By Arindam Ghosh and Praveen Golash

The loss levels of the distribution utilities have reached alarming proportions and are a cause for severe concern to the government of India and the state governments.

The aggregate technical and commercial (AT&C) loss is the best indicator to oversee distribution losses in any state. It essentially compares the total units of electricity sent into the system with the units of electricity for which revenue is realised. AT&C losses for the majority of utilities across the country are hovering in the range of 40 to 45 percent (Figure 1). The losses, mostly commercial in nature, are primarily attributable to issues like inaccurate meter reading, meter tampering and direct hooking. A structural approach for effective loss reduction should involve a series of administrative, technological and human resource interventions.

Strengthening energy auditing is paramount to initiating any loss reduction exercise. This will involve 100% metering at 11 kV feeder and distribution transformer (DTR) level. The preferred method is to carry out the energy audit through a third party by collecting the input energy and billed units from independent sources. The feeder and DTR metering should be done by AMR in order to make the system more efficient. A look at the statistics reveals that most of the states are far from meeting the target, despite repeated directives from the different state electricity regulatory commissions (SERCs).

One of the prerequisites for this is customer mapping or indexing. DT-related energy auditing helps in zeroing in on the loss making areas and thereby taking corrective action in a more focused manner and helping to achieve the results quickly. The ideal solution for utilities would be to get GIS (Geographic Information System) surveying done for all their consumers. This would help not only in getting consumer mapping corrected but also aid in mapping electrical networks, to assist in optimal network planning.
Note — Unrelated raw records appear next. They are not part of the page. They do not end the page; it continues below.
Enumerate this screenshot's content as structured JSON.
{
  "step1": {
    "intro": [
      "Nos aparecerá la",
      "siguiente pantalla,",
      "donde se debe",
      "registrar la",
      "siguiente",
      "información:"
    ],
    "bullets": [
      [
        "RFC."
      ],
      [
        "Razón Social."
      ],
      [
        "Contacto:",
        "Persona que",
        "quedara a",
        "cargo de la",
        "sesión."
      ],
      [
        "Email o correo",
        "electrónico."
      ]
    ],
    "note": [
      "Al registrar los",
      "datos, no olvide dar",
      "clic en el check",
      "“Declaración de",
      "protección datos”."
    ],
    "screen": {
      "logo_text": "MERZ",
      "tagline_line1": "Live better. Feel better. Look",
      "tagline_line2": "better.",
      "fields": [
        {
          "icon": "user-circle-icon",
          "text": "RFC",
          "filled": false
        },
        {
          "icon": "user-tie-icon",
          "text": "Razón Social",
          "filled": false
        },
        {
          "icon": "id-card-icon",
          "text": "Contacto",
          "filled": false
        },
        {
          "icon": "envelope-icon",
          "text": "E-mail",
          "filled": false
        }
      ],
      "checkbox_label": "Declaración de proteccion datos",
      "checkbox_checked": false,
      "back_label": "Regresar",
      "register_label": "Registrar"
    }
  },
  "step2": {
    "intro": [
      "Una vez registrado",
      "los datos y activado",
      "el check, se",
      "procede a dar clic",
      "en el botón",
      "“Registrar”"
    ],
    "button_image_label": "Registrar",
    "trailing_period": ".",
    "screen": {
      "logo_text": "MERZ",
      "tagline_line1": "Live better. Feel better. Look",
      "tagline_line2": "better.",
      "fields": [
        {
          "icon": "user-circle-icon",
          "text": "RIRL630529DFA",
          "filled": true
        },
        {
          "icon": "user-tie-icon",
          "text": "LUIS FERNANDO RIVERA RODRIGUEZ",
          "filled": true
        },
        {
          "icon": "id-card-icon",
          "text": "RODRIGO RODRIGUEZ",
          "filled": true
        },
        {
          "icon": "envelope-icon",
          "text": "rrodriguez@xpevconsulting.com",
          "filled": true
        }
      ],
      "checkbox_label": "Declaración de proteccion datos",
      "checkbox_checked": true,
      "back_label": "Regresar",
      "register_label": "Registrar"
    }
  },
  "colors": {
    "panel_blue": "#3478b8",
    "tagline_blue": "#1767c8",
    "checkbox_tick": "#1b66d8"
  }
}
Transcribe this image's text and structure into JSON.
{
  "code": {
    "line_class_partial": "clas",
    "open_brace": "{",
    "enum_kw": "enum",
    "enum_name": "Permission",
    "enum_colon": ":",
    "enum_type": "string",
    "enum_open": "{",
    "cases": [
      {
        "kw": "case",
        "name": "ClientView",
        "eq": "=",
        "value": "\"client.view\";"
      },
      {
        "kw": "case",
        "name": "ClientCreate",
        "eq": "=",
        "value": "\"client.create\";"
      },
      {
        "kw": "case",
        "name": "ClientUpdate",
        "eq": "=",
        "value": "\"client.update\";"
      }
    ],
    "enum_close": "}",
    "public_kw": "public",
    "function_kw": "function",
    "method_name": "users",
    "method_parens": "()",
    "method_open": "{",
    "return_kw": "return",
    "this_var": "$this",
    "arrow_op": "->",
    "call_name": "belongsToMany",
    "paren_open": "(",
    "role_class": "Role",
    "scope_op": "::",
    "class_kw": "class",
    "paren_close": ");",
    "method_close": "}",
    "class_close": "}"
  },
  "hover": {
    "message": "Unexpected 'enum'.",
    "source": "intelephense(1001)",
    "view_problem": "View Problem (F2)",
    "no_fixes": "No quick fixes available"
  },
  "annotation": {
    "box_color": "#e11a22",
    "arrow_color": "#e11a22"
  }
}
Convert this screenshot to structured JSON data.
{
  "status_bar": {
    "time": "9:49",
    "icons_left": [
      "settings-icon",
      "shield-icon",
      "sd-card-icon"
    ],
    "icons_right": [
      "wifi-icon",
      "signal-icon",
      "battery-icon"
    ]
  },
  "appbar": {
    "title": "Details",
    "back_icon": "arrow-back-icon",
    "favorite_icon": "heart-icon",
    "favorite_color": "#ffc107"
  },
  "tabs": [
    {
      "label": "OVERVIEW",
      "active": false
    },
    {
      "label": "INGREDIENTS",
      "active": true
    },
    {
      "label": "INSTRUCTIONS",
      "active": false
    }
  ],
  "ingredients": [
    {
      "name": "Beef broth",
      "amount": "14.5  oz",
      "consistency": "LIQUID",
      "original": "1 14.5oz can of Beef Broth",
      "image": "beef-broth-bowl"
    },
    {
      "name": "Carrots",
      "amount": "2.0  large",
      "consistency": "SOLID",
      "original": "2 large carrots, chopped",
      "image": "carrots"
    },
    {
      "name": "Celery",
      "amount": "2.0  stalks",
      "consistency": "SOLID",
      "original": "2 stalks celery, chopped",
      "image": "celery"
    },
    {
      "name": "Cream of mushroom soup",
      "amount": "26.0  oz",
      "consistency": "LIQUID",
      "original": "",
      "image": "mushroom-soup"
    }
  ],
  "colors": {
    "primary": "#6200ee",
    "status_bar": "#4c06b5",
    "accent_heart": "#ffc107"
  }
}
In addition to AMR and customer indexing an energy audit requires that proper back-end systems are in place to process the huge amount of data received through AMR, including a database to manage and archive such data. The system should be automated to capture and update all the base data from the meter reading sources, including the customer indexing, so that any type of MIS reports can be generated when required. For instance, when new users are created their details should be updated in the database. The ultimate need is to have a system of integrated energy accounting.

The Indian Ministry of Power is encouraging utilities to invest in such technological measures to carry out energy auditing through the Accelerated Power Development and Reform Programme (APDRP – a cell created within the Ministry to fund loss reduction initiatives). There is a proposal in the 11th five-year plan to provide 100 percent funding for energy audit systems, if the losses were brought down to 15 percent, and the Ministry of Power has allocated a budget of US$2,500 million equivalent for these activities.


Figure 1 - AT&C losses across Indian states in 2004-05 (Source

The technological interventions that need to be introduced should be in the areas of metering, meter reading and use of the high voltage distribution system (HVDS). Metering is identified as one of key areas which, if properly targeted, can result in significant reduction in losses.

AMR is one of the most effective forms of bringing down these losses. Within AMR there are different technologies available, such as LPR (low power radio), GSM or CDMA modem. The choice of technology for a particular group of consumers is significant in the light of the cost and implementation implications. AMR through LPR is ideally suited for transformer metering and can also be used for group metering. In India there has been experimentation with pole-mounted group meters in pilot areas in which it had been identified that theft was taking place mostly in a clandestine manner by meter tampering or bribing meter readers. These meters are placed on a pole and service lines to individual premises are extended from there. Since the meters are outside the premises the chance of meter tampering is minimised. Further as these are AMR meters provided with LPR modems, data is automatically downloaded to a handheld device, and thus chances of collusion are also removed. This is proving to be one of the most effective low cost solutions for distribution utilities across India, after successful piloting in several utilities.

Theft by industrial consumers can also be checked by usage of sophisticated AMR mostly through GSM modems. In such cases consumption can be monitored on a 15 minute time-block basis and any anomaly can be dealt with through appropriate action. AMR through GSM is one of the most widely used technologies available in India today, having been well tested and proven.

Tackling theft in localities like slums and localities with perceived law and order issues would require usage of proper technology along with adequate administrative support. Thus, all such localities need to be identified and HVDS may be implemented. Further, mass raids should be made in such areas. Prerequisite to undertaking such an exercise would be to zero in on such areas and taking government into confidence. HVDS has proven quite effective in states like Andhra Pradesh and Delhi in loss reduction in areas where theft by direct hooking is rampant.

Human resources interventions are another key area which needs immediate attention, especially for state power utilities where there is a shortage of officers. The O&M staffs of these government-run utilities are responsible for maintenance of supply as well as commercial matters like consumer complaints, bill collection, disconnection of defaulting consumers, etc. Some of the utilities have gone ahead in segregating these two functions, but a more concerted effort is required to address this critical issue of employee motivation.

Human resource interventions will also help in bringing in more accountability, the introduction of KPIs, setting of realistic targets for officers at all levels, incentive linked annual appraisal systems, etc.

The above efforts, if made in a concerted way, will go a long way in curbing losses, in addition to the efforts being made to fight the commercial loss monster through the introduction of IT solutions.